Il a fallu attendre que ce scandale éclate, grâce à la dénonciation et aux actions juridiques engagées par des associations comme l'Association des victimes de l'amiante, l'Andeva, pour qu'enfin, en conformité avec les recommandations du Bureau International du Travail, le gouvernement Juppé promulgue l'interdiction totale de l'utilisation de l'amiante.
Restait le problème de l'indemnisation des dizaines de milliers de victimes, des salariés pour une grande part, et celui des poursuites engagées ou à venir contre les coupables de cette contamination de masse.
Les employeurs non seulement protégés par le gouvernement...

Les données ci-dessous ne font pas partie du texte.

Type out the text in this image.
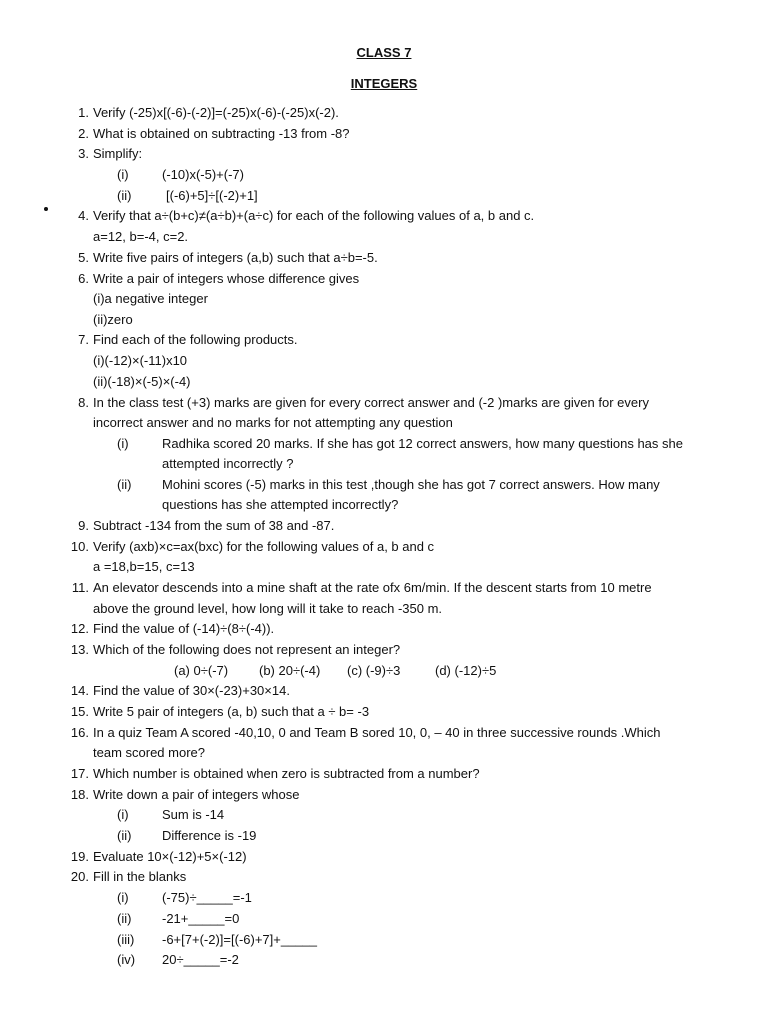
CLASS 7
INTEGERS
1. Verify (-25)x[(-6)-(-2)]=(-25)x(-6)-(-25)x(-2).
2. What is obtained on subtracting -13 from -8?
3. Simplify:
(i)	(-10)x(-5)+(-7)
(ii)	[(-6)+5]÷[(-2)+1]
4. Verify that a÷(b+c)≠(a÷b)+(a÷c) for each of the following values of a, b and c.
a=12, b=-4, c=2.
5. Write five pairs of integers (a,b) such that a÷b=-5.
6. Write a pair of integers whose difference gives
(i)a negative integer
(ii)zero
7. Find each of the following products.
(i)(-12)×(-11)x10
(ii)(-18)×(-5)×(-4)
8. In the class test (+3) marks are given for every correct answer and (-2 )marks are given for every
incorrect answer and no marks for not attempting any question
(i)	Radhika scored 20 marks. If she has got 12 correct answers, how many questions has she
attempted incorrectly ?
(ii) Mohini scores (-5) marks in this test ,though she has got 7 correct answers. How many
questions has she attempted incorrectly?
9. Subtract -134 from the sum of 38 and -87.
10. Verify (axb)×c=ax(bxc) for the following values of a, b and c
a =18,b=15, c=13
11. An elevator descends into a mine shaft at the rate ofx 6m/min. If the descent starts from 10 metre
above the ground level, how long will it take to reach -350 m.
12. Find the value of (-14)÷(8÷(-4)).
13. Which of the following does not represent an integer?
(a) 0÷(-7) (b) 20÷(-4) (c) (-9)÷3	(d) (-12)÷5
14. Find the value of 30×(-23)+30×14.
15. Write 5 pair of integers (a, b) such that a ÷ b= -3
16. In a quiz Team A scored -40,10, 0 and Team B sored 10, 0, – 40 in three successive rounds .Which
team scored more?
17. Which number is obtained when zero is subtracted from a number?
18. Write down a pair of integers whose
(i)	Sum is -14
(ii) Difference is -19
19. Evaluate 10×(-12)+5×(-12)
20. Fill in the blanks
(i)	(-75)÷_____=-1
(ii) -21+_____=0
(iii) -6+[7+(-2)]=[(-6)+7]+_____
(iv) 20÷_____=-2
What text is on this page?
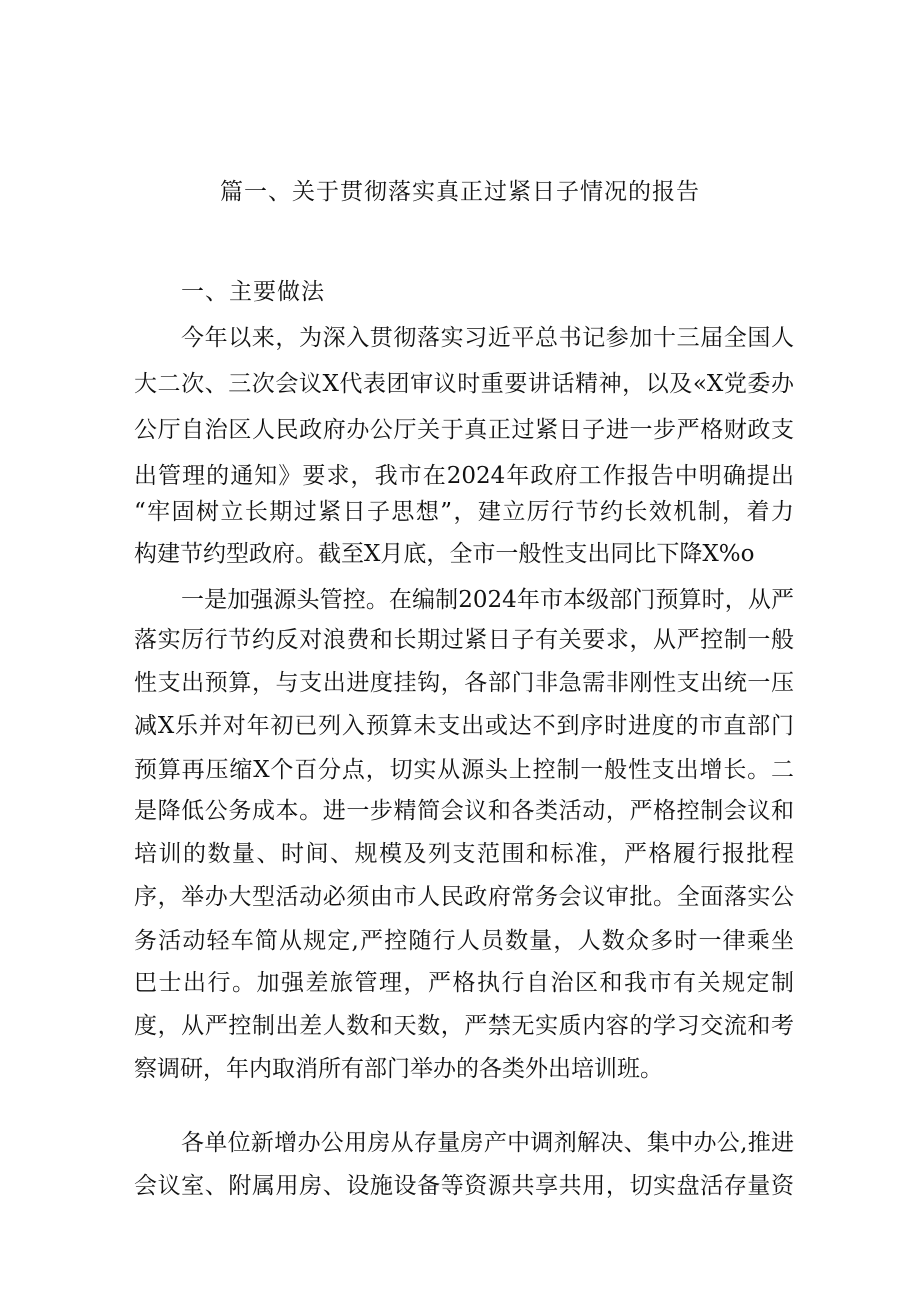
篇一、关于贯彻落实真正过紧日子情况的报告
一、主要做法
今年以来，为深入贯彻落实习近平总书记参加十三届全国人
大二次、三次会议X代表团审议时重要讲话精神，以及«X党委办
公厅自治区人民政府办公厅关于真正过紧日子进一步严格财政支
出管理的通知》要求，我市在2024年政府工作报告中明确提出
“牢固树立长期过紧日子思想”，建立厉行节约长效机制，着力
构建节约型政府。截至X月底，全市一般性支出同比下降X%o
一是加强源头管控。在编制2024年市本级部门预算时，从严
落实厉行节约反对浪费和长期过紧日子有关要求，从严控制一般
性支出预算，与支出进度挂钩，各部门非急需非刚性支出统一压
减X乐并对年初已列入预算未支出或达不到序时进度的市直部门
预算再压缩X个百分点，切实从源头上控制一般性支出增长。二
是降低公务成本。进一步精简会议和各类活动，严格控制会议和
培训的数量、时间、规模及列支范围和标准，严格履行报批程
序，举办大型活动必须由市人民政府常务会议审批。全面落实公
务活动轻车简从规定,严控随行人员数量，人数众多时一律乘坐
巴士出行。加强差旅管理，严格执行自治区和我市有关规定制
度，从严控制出差人数和天数，严禁无实质内容的学习交流和考
察调研，年内取消所有部门举办的各类外出培训班。
各单位新增办公用房从存量房产中调剂解决、集中办公,推进
会议室、附属用房、设施设备等资源共享共用，切实盘活存量资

Comme souvent, il est revenu à la gauche, de retour au gouvernement en 1997, d'effectuer "le sale boulot", celui d'assurer la protection des employeurs face aux dangers que cette situation créait. Car l'émotion était forte. Un peu partout, on voyait des militants, des travailleurs, dans les entreprises et les régions créer des comités locaux de défense, entamant des actions, y compris judiciaires, contre des employeurs qui avaient délibérément mis en danger la vie de leurs salariés.
Le gouvernement créa donc un fonds d'indemnisation des victimes, qui certes a apporté une compensation très partielle à certaines victimes, mais dont la finalité était d'abord de protéger les employeurs coupables, non seulement de toute poursuite mais également de toute contribution financière en rapport avec le préjudice dont ils étaient responsables. Ce fonds, mutualisé au niveau du pays, permettait de protéger les employeurs des procès en responsabilité, qui commençaient à se multiplier et qui pouvaient aboutir à des indemnisations autrement plus importantes, un peu comme cela s'est passé dans d'autres pays.

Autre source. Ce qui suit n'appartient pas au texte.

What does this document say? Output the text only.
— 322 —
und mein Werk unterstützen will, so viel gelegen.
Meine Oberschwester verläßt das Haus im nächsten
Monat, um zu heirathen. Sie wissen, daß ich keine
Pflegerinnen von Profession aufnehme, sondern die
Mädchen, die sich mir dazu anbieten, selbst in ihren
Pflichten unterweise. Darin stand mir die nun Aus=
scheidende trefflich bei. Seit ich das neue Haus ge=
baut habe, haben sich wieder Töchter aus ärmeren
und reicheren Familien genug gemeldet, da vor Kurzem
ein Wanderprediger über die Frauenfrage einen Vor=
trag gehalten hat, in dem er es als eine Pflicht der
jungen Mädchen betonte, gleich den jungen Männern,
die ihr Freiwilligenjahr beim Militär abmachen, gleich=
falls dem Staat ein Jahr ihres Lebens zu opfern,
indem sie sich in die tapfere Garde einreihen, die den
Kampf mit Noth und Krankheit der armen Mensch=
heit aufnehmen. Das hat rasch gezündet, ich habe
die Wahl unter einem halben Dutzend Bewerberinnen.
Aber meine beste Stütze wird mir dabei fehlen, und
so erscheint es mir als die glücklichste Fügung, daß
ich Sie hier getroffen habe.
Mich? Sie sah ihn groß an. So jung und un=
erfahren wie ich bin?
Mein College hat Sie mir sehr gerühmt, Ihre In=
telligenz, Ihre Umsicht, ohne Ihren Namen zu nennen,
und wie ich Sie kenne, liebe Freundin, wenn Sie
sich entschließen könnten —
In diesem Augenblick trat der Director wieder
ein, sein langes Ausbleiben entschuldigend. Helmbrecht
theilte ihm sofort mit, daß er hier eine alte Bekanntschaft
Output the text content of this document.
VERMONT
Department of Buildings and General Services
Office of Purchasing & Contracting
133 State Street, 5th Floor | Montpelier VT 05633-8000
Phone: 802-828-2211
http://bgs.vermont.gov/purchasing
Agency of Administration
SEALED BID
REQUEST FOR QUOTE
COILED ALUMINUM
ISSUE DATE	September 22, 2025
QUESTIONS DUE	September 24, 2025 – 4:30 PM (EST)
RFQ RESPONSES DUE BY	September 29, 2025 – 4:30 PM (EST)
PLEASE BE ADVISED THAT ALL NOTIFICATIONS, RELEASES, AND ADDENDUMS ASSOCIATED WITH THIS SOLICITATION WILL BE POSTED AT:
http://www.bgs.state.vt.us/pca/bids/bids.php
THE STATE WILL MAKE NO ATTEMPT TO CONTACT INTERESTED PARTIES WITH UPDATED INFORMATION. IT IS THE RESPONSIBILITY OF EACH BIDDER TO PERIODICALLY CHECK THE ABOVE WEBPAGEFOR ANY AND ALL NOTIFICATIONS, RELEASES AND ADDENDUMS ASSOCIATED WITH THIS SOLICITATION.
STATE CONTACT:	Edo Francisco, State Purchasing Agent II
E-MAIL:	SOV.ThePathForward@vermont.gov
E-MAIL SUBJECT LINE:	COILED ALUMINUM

En 2000, le gouvernement Jospin a fait un pas de plus en mettant au point une loi qui exemptait les notables et les industriels, quoi qu'ils aient fait, de toute poursuite, du moment que leurs actions, même criminelles, ne comportaient pas le "but intentionnel" de porter atteinte aux victimes.

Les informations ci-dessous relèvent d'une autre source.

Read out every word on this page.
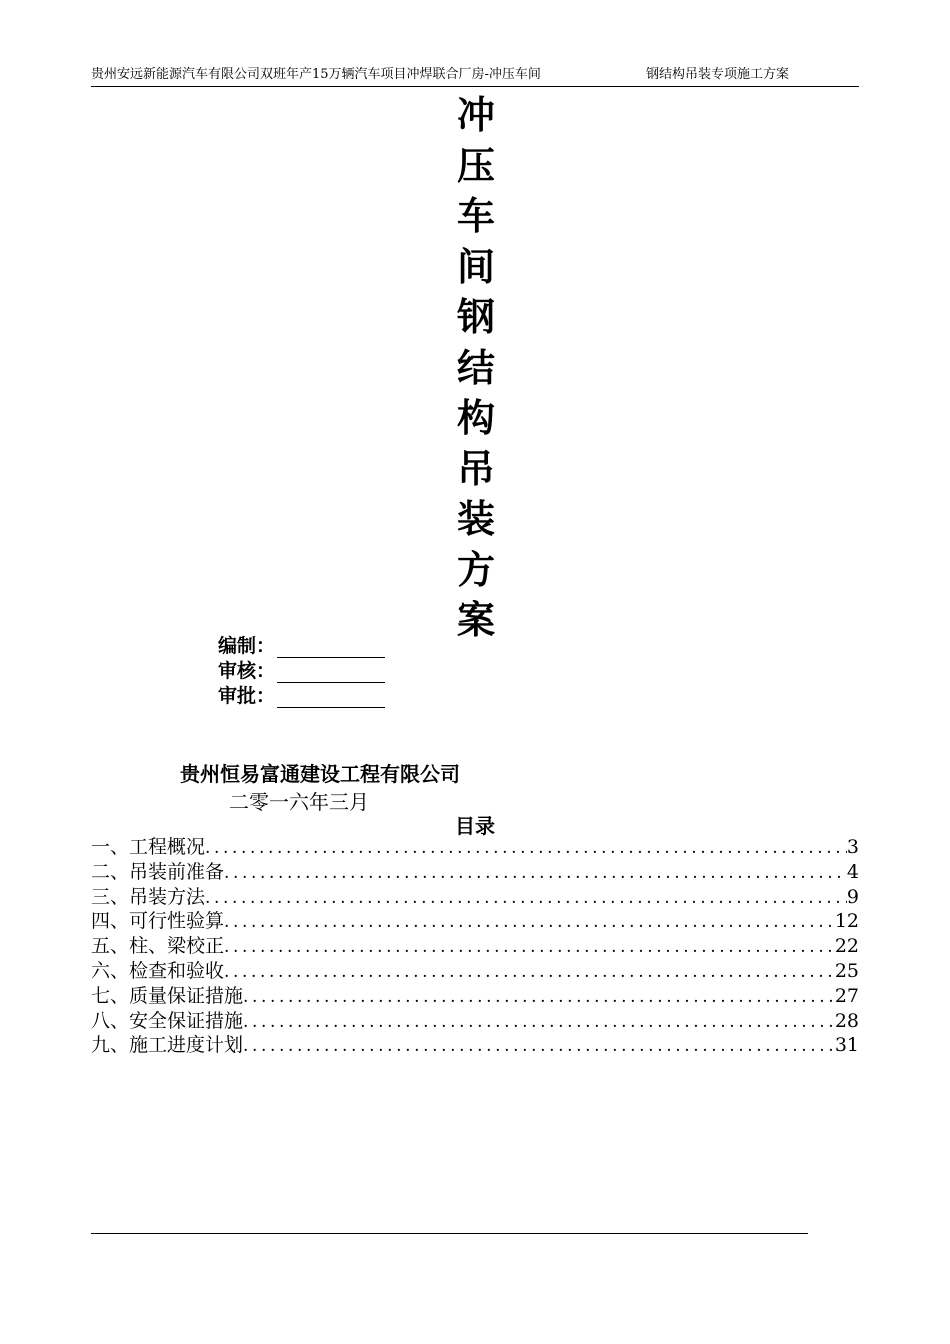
贵州安远新能源汽车有限公司双班年产15万辆汽车项目冲焊联合厂房-冲压车间	钢结构吊装专项施工方案
冲
压
车
间
钢
结
构
吊
装
方
案
编制：
审核：
审批：
贵州恒易富通建设工程有限公司
二零一六年三月
目录
一、工程概况 .....	3
二、吊装前准备 .....	4
三、吊装方法 .....	9
四、可行性验算 .....	12
五、柱、梁校正 .....	22
六、检查和验收 .....	25
七、质量保证措施 .....	27
八、安全保证措施 .....	28
九、施工进度计划 .....	31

C'est en s'appuyant sur cette loi que la cour d'appel de Douai a rejeté la plainte déposée par les veuves des travailleurs de Dunkerque.
...mais indemnisés pour licencier leur personnel
Parmi les dispositions prises dans la dernière période, l'une a permis aux salariés déclarés victimes de contamination par l'amiante au travail de partir de façon anticipée en préretraite, en fonction du nombre d'années où ils ont subi cette contamination.
C'était la moindre des choses. Mais ce système a servi à protéger les caisses des patrons coupables. En effet, les patrons qui reconnaissent avoir fait subir à leurs salariés une contamination par l'amiante n'ont rien à payer pour le financement de la préretraite à laquelle ont droit leurs salariés, alors que pour une préretraite normale ils doivent au moins contribuer partiellement au niveau financier. Dans ce cas, ils ne doivent rien du tout! Inutile de dire que nombre d'employeurs, et parmi les plus grands, ont largement utilisé ce moyen, sans aucun complexe, du moment que cela ne leur coûtait rien.
Le scandale des morts de l'amiante se traduit d'une part par l'immunité des patrons responsables, d'autre part par une exonération des indemnisations en faveur des malades et des morts qu'ils ont provoqués.